Commentary on 1 Corinthians 11:3

and His name shall be called Wonderful Counselor, Mighty God, Eternal Father, Prince of Peace   Isaiah 9:6

Prince of Peace –What does Isaiah’s incredible phrase sar-shalom (Prince of Peace) have to do with Paul’s statement about the man as the head of the woman (1 Corinthians 11:3)?  The answer lies in what Isaiah does not say.  We would expect Isaiah to use the title “king”, not “prince.”  In Hebrew, the word “king” is melek, used more than 3,000 times in the Old Testament, more times than “Israel.”  If anyone is King, it is certainly God.  Throughout the ancient near East, the universal role of the king was the shepherd of his people.  Certainly Jesus has this in mind when He describes Himself as the Good Shepherd.  The king is the head of his people, the law over the land and the judge of the tribe.  But Isaiah doesn’t use this word, melek.  Instead, he uses the word sar.  Why?

Sar and melek have one unique distinction.  A king has authority in and of himself.  He is ruler by his own right.  But a sar is someone who has authority bestowed upon him by another.  He is a ruler, but a ruler by appointment, not title-designation.  This difference is absolutely critical.  The Suffering Servant, the Messiah, Emmanuel, is not a self-appointed ruler.  He is the One Who comes in the name of the Father, granted authority by another.  When we think of Jesus as king, we must not get confused.  Isaiah understood.  The Messiah comes as sar, not melek.

If Jesus is sar, and if the man is to reflect Jesus’ authority in his relation to the woman, then he must also be sar, not melek.  God did not make men kings over women.  He did not empower men to be rulers in their own right just because they are males.  The relationship is based on sar – assignment due to the power of another. 

Why, then, is a man the head of a woman?  Because the woman grants him that role.  In God’s view of male-female relationships, mutual submission means voluntary subjection.  The one who voluntarily submits empowers the other.  A man has no priority in and of himself.  He is a leader only because someone else has chosen to follow.  He is sar because those who follow have made him so.

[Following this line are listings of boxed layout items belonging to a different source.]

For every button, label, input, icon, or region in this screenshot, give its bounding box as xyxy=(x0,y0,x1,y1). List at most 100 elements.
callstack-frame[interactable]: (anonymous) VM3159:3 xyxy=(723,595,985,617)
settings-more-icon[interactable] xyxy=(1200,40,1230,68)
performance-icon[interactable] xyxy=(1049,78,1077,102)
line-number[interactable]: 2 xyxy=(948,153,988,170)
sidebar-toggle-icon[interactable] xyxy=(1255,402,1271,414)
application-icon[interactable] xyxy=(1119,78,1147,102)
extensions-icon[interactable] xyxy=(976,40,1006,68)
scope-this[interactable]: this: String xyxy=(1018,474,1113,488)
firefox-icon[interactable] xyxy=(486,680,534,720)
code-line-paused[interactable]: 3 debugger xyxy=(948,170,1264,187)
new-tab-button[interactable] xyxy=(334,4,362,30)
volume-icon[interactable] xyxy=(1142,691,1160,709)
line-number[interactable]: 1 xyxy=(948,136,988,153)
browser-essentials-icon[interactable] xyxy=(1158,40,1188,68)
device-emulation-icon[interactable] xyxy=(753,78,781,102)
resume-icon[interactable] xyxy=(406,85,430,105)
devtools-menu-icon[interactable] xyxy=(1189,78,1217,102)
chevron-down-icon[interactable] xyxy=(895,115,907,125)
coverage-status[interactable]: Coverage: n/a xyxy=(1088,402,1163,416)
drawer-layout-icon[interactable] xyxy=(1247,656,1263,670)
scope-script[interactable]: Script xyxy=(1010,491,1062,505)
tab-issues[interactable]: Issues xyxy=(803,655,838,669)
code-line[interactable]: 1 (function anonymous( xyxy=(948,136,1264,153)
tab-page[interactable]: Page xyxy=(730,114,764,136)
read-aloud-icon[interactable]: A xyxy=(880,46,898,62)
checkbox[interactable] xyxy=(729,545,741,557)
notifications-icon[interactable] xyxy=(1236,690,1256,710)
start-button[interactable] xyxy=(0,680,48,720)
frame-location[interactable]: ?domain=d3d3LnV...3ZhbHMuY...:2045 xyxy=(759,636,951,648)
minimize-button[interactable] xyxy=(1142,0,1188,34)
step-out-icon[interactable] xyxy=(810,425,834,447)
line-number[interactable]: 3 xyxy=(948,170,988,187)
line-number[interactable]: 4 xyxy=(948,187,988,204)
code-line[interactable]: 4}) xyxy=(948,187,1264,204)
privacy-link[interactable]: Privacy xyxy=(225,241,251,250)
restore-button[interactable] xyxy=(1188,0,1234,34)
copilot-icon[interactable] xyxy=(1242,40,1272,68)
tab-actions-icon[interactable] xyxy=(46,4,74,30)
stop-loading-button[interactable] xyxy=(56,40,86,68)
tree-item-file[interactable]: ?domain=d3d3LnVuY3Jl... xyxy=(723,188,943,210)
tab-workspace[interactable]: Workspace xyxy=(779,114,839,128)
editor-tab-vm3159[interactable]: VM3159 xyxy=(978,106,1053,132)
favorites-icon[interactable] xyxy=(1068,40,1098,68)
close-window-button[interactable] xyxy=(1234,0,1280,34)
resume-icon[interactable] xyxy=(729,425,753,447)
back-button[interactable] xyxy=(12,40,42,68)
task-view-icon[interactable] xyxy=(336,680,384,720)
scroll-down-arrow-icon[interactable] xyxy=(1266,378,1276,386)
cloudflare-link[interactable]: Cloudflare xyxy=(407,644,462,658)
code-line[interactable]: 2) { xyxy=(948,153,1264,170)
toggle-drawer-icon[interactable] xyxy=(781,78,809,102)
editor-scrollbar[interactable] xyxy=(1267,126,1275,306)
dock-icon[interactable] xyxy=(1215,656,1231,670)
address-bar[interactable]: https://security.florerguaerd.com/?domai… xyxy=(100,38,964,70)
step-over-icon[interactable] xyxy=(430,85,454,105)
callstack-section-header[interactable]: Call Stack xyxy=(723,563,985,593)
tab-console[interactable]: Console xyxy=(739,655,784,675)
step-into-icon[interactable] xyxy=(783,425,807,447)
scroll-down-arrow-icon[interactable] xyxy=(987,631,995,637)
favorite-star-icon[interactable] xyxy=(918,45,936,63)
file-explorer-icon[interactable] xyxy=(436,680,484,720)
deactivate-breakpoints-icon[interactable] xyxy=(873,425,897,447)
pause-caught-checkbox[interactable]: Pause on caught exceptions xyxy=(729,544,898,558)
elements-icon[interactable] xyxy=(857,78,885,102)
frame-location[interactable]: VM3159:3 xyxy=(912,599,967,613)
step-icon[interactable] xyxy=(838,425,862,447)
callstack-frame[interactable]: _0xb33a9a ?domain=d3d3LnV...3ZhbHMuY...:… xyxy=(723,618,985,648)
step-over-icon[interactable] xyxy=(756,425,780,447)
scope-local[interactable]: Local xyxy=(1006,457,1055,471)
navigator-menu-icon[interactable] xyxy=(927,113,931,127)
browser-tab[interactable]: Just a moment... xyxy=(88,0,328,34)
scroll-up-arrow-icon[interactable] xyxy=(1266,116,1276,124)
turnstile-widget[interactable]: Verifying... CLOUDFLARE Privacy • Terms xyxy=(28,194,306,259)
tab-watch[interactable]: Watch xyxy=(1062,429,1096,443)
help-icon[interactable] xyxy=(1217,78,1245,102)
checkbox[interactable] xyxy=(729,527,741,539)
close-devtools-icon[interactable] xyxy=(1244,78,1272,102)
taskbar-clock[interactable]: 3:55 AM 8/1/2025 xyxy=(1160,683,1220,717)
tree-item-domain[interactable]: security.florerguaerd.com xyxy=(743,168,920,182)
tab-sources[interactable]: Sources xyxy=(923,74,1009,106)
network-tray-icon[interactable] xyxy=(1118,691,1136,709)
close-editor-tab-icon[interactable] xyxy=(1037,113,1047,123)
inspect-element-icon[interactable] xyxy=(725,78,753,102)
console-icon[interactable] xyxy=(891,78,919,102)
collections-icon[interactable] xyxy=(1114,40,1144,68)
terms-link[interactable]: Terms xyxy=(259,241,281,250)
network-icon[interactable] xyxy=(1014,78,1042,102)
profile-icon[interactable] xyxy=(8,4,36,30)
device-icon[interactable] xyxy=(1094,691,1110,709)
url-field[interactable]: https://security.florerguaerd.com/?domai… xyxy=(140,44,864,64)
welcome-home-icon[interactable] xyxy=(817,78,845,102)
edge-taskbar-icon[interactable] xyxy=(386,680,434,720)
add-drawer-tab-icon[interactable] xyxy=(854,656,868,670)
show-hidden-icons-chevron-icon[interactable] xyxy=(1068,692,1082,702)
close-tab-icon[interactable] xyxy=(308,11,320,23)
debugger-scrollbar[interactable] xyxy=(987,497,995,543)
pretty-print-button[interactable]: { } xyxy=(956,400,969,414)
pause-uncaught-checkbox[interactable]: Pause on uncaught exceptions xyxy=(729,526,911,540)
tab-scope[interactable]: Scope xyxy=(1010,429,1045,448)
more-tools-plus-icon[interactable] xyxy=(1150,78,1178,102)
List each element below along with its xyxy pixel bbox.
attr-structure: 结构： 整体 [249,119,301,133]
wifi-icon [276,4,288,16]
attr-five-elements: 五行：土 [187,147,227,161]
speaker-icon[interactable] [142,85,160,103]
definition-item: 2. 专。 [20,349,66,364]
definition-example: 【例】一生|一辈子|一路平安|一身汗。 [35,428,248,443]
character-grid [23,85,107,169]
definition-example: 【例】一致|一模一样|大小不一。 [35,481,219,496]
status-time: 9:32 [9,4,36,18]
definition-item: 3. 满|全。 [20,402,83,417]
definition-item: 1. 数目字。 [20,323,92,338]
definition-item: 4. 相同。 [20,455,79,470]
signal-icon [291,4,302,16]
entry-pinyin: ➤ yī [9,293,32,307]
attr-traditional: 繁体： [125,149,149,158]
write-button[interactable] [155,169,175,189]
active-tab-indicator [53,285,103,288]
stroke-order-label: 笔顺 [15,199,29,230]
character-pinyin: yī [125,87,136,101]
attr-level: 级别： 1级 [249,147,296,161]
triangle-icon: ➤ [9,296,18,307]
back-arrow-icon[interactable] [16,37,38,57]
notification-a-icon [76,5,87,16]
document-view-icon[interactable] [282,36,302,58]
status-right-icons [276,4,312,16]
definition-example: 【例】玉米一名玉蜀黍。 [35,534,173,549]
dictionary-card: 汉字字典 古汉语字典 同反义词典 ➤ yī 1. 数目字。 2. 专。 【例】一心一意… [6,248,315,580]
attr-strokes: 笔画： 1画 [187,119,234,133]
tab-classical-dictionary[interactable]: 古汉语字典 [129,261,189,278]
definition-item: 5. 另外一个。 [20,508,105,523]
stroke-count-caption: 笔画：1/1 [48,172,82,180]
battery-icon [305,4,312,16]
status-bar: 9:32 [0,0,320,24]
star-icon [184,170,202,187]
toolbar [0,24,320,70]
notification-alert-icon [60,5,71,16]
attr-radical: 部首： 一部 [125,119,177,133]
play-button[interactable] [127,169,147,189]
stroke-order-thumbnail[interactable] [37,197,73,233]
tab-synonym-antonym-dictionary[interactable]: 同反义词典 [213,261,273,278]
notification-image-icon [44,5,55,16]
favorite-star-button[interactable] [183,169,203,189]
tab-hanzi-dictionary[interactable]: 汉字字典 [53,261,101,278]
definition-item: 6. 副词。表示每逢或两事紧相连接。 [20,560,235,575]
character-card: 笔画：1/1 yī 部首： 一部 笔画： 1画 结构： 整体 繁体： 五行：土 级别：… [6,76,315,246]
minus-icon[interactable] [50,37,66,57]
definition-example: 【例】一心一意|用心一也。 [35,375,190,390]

Our world wants kings, not princes.  Why do we wish the mightier title?  Because we believe that leading is about power and kings have more power.  This can never be the Christian way.  It was not the way of the Messiah, and it cannot be the way of any of His followers.  There are no little kings in His Kingdom. 

So, husbands, are you melek or sar?  Is your attitude one of grateful embrace for the role you have been granted by your wife, or do you think you wear the pants because you were born a male?  Better take another look at Isaiah.